Суровые дни | страница 100



Я, плача, кличу друзей; не время, пришло, а бред;
Рабы мы злобных людей, молитва их — звон монет.
Ах, сколько бедных детей, и каждый нищ и раздет,
И хочется, чтоб скорей прервалось теченье лет!
Эпохе зваться моей безбожным временем бед!
Не встретиться никогда со смертью — ты не мечтай:
Жизнь тает быстрее льда, могила — родной наш край.
Но косна людей орда: как правду им ни внушай,
Запретное — им еда, проглотят, что им ни дай,
Хотя и твердят всегда: «О, истинный Мухаммед!»

Поэт положил на пол бумагу, взял калам и задумался.
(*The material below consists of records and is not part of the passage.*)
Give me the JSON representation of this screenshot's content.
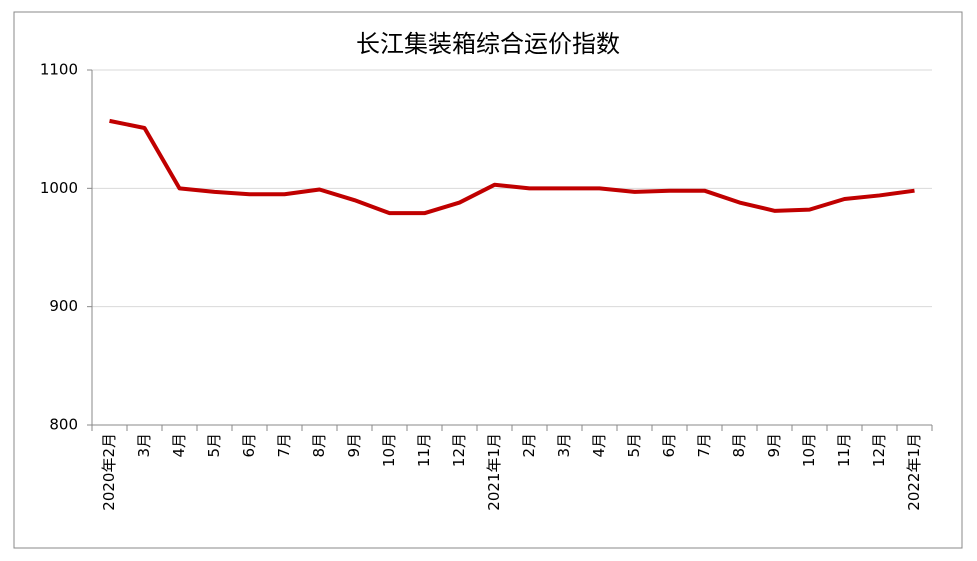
{
  "chart_data": {
    "type": "line",
    "title": "长江集装箱综合运价指数",
    "categories": [
      "2020年2月",
      "3月",
      "4月",
      "5月",
      "6月",
      "7月",
      "8月",
      "9月",
      "10月",
      "11月",
      "12月",
      "2021年1月",
      "2月",
      "3月",
      "4月",
      "5月",
      "6月",
      "7月",
      "8月",
      "9月",
      "10月",
      "11月",
      "12月",
      "2022年1月"
    ],
    "series": [
      {
        "name": "长江集装箱综合运价指数",
        "color": "#c00000",
        "values": [
          1057,
          1051,
          1000,
          997,
          995,
          995,
          999,
          990,
          979,
          979,
          988,
          1003,
          1000,
          1000,
          1000,
          997,
          998,
          998,
          988,
          981,
          982,
          991,
          994,
          998
        ]
      }
    ],
    "ylim": [
      800,
      1100
    ],
    "yticks": [
      800,
      900,
      1000,
      1100
    ],
    "grid": true
  }
}
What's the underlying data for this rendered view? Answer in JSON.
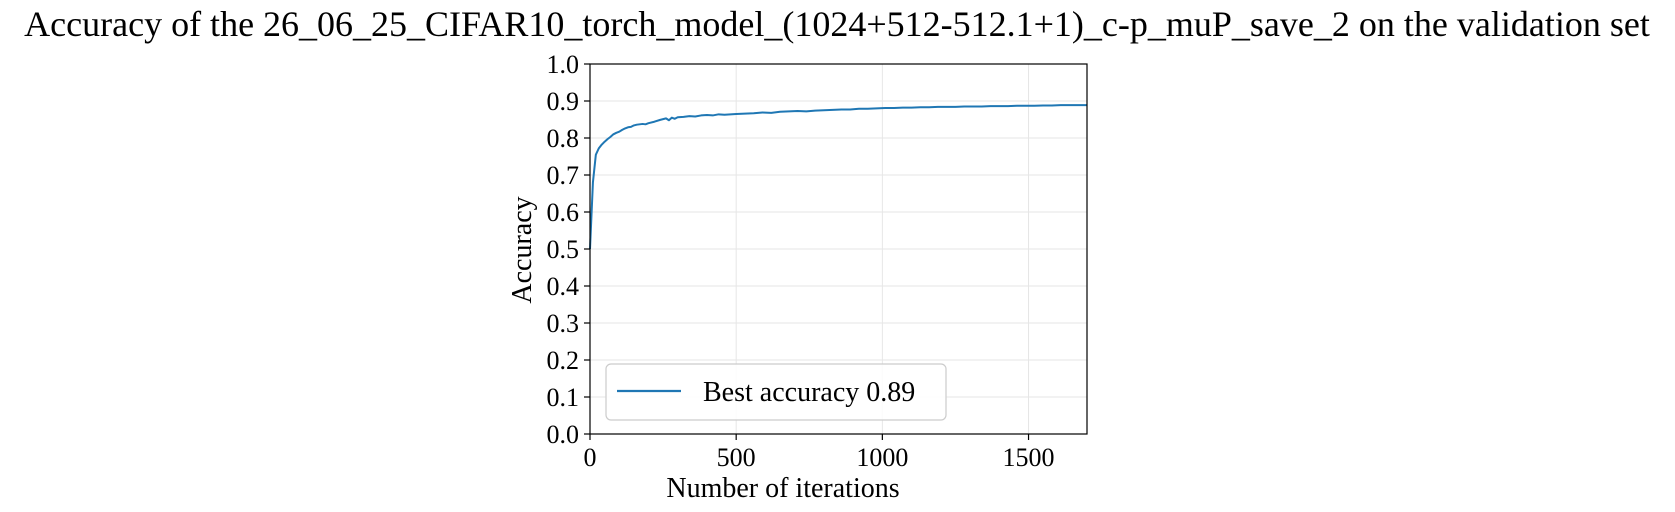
{
  "chart_data": {
    "type": "line",
    "title": "Accuracy of the 26_06_25_CIFAR10_torch_model_(1024+512-512.1+1)_c-p_muP_save_2 on the validation set",
    "xlabel": "Number of iterations",
    "ylabel": "Accuracy",
    "xlim": [
      0,
      1700
    ],
    "ylim": [
      0.0,
      1.0
    ],
    "xticks": [
      0,
      500,
      1000,
      1500
    ],
    "xtick_labels": [
      "0",
      "500",
      "1000",
      "1500"
    ],
    "yticks": [
      0.0,
      0.1,
      0.2,
      0.3,
      0.4,
      0.5,
      0.6,
      0.7,
      0.8,
      0.9,
      1.0
    ],
    "ytick_labels": [
      "0.0",
      "0.1",
      "0.2",
      "0.3",
      "0.4",
      "0.5",
      "0.6",
      "0.7",
      "0.8",
      "0.9",
      "1.0"
    ],
    "grid": true,
    "legend_position": "lower-left",
    "series_color": "#1f77b4",
    "series": [
      {
        "name": "Best accuracy 0.89",
        "x": [
          0,
          10,
          20,
          30,
          40,
          50,
          60,
          70,
          80,
          90,
          100,
          110,
          120,
          130,
          140,
          150,
          160,
          170,
          180,
          190,
          200,
          220,
          240,
          260,
          270,
          280,
          290,
          300,
          320,
          340,
          360,
          380,
          400,
          420,
          440,
          460,
          480,
          500,
          530,
          560,
          590,
          620,
          650,
          680,
          710,
          740,
          770,
          800,
          830,
          860,
          890,
          920,
          950,
          980,
          1010,
          1040,
          1070,
          1100,
          1130,
          1160,
          1190,
          1220,
          1250,
          1280,
          1310,
          1340,
          1370,
          1400,
          1430,
          1460,
          1490,
          1520,
          1550,
          1580,
          1610,
          1640,
          1670,
          1700
        ],
        "values": [
          0.5,
          0.68,
          0.755,
          0.772,
          0.782,
          0.79,
          0.797,
          0.803,
          0.81,
          0.814,
          0.817,
          0.822,
          0.826,
          0.829,
          0.83,
          0.834,
          0.836,
          0.837,
          0.838,
          0.837,
          0.84,
          0.844,
          0.849,
          0.853,
          0.848,
          0.855,
          0.852,
          0.856,
          0.857,
          0.859,
          0.858,
          0.861,
          0.862,
          0.861,
          0.864,
          0.863,
          0.864,
          0.865,
          0.866,
          0.867,
          0.869,
          0.868,
          0.871,
          0.872,
          0.873,
          0.872,
          0.874,
          0.875,
          0.876,
          0.877,
          0.877,
          0.879,
          0.879,
          0.88,
          0.881,
          0.881,
          0.882,
          0.882,
          0.883,
          0.883,
          0.884,
          0.884,
          0.884,
          0.885,
          0.885,
          0.885,
          0.886,
          0.886,
          0.886,
          0.887,
          0.887,
          0.887,
          0.888,
          0.888,
          0.889,
          0.889,
          0.889,
          0.889
        ]
      }
    ]
  }
}
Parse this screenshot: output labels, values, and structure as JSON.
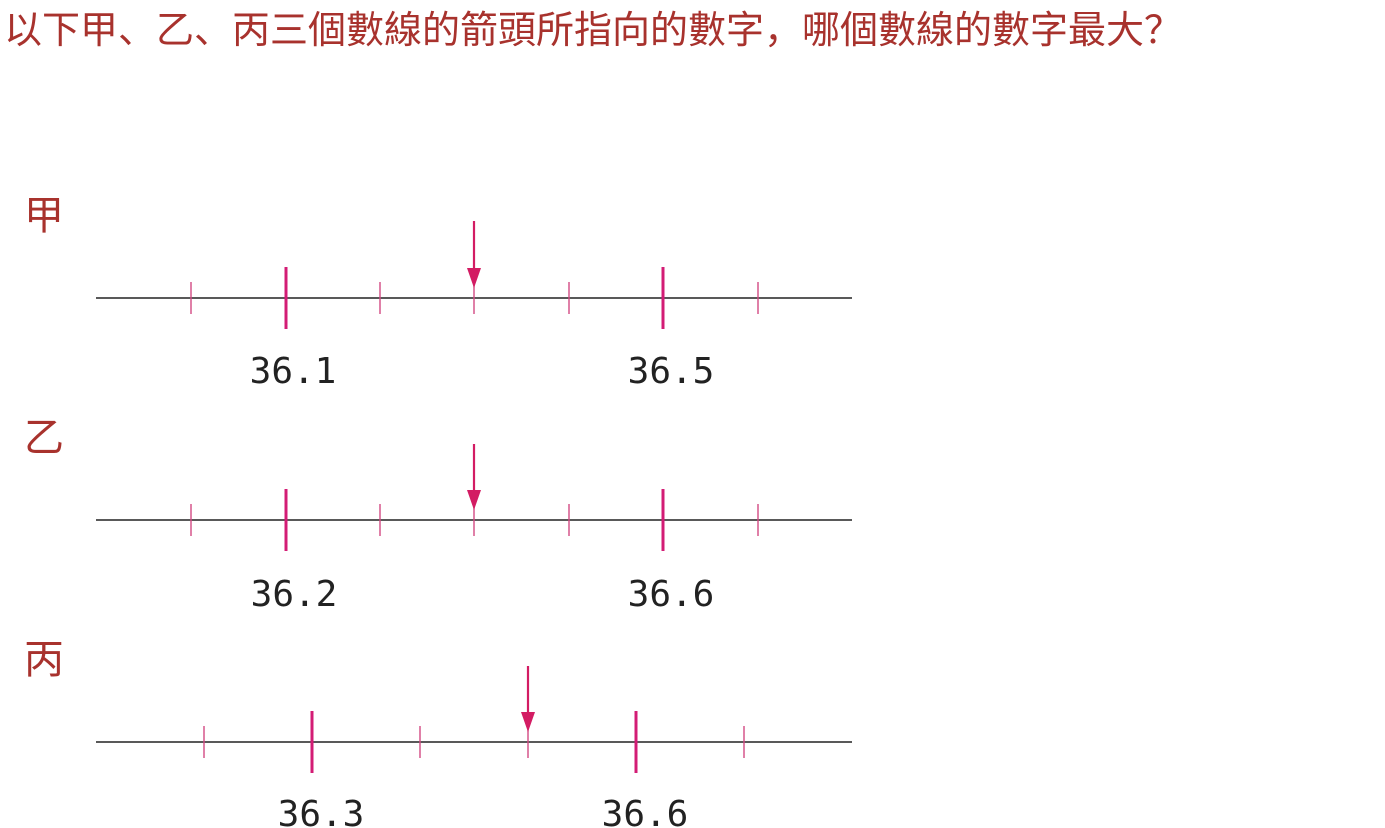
{
  "question": "以下甲、乙、丙三個數線的箭頭所指向的數字，哪個數線的數字最大？",
  "colors": {
    "text": "#a8322d",
    "tick": "#d31c75",
    "arrow": "#d31c63",
    "line": "#222222"
  },
  "number_lines": [
    {
      "label": "甲",
      "major_labels": [
        "36.1",
        "36.5"
      ],
      "major_values": [
        36.1,
        36.5
      ],
      "minor_step": 0.2,
      "arrow_value": 36.3
    },
    {
      "label": "乙",
      "major_labels": [
        "36.2",
        "36.6"
      ],
      "major_values": [
        36.2,
        36.6
      ],
      "minor_step": 0.2,
      "arrow_value": 36.4
    },
    {
      "label": "丙",
      "major_labels": [
        "36.3",
        "36.6"
      ],
      "major_values": [
        36.3,
        36.6
      ],
      "minor_step": 0.1,
      "arrow_value": 36.5
    }
  ]
}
Чуть двигая губами, он снова и снова перечитывал стихи, написанные по способу шикесте. Сделал несколько поправок и перешел к следующим строкам.

Мир в горестях изнемог; несчастный плачет народ;
Тиран на него налег, и все нестерпимей гнет.
На сердце мира — ожог, а пламя все жарче жжет,
И тем лишь, кто был пророк, стоит еще небосвод,
Забавой тешится рок, покуда не рухнет свет!
Я нищ и, ничтожен сам, и годы провел я зря;
Я верю лишь небесам, с надеждой, на них смотря.
Но мысли бурным волнам я предан — где якоря?
Подобен Фраги пловцам, плывущим через моря!
Кому я руку подам? Предела пучинам нет!

Стихи были написаны, и поэту показалось, что сердцу стало немного легче. Свою боль он разделил с другими людьми, которым еще предстояло прочесть эти строки. Примут ли они эту боль? Поймут ли?

Поэт убрал бумагу и калам, сложив их аккуратно на полку. Взял толстую книгу. Арабской вязью на обложке было выведено: «Шахнамэ». На полке стояло много других книг. Поэт бегло просмотрел некоторые из них, потом снова взял «Шахнамэ» и отложил ее в сторону, отдельно от остальных.

Задумался. Нет, люди поймут его. Ибо его муки, заботы и мечты — это их мечты, заботы и муки.

Сейчас как никогда он ощущал себя частицей народа.

После вечернего намаза Махтумкули снова зашел к своим соотечественникам. В темной комнате лежал только один Анна, остальные были еще заняты работой.

Поэт зажег лампу, взял кувшин и отправился кипятить во дворе чай. К костру подсел парень с черными как смоль усами на бледном от усталости лице. Поглаживая усы и глядя в огонь немигающими глазами, он рассказал, как целый день рубили в лесу дрова, корчевали пни…

Вскоре подошли и остальные. За чаем завязалась беседа. Махтумкули рассказал о приглашении хакима Астрабада. Сообщение было воспринято по-разному, но все сошлись на одном: добра от этого ждать нечего.

Черноусый сказал:

— Конечно, если вызывают, ехать придется. Только вы не слушайте советов Тачбахш-хана — это подлец из подлецов. Что касается меня, то я никогда не доверился бы кизылбашу.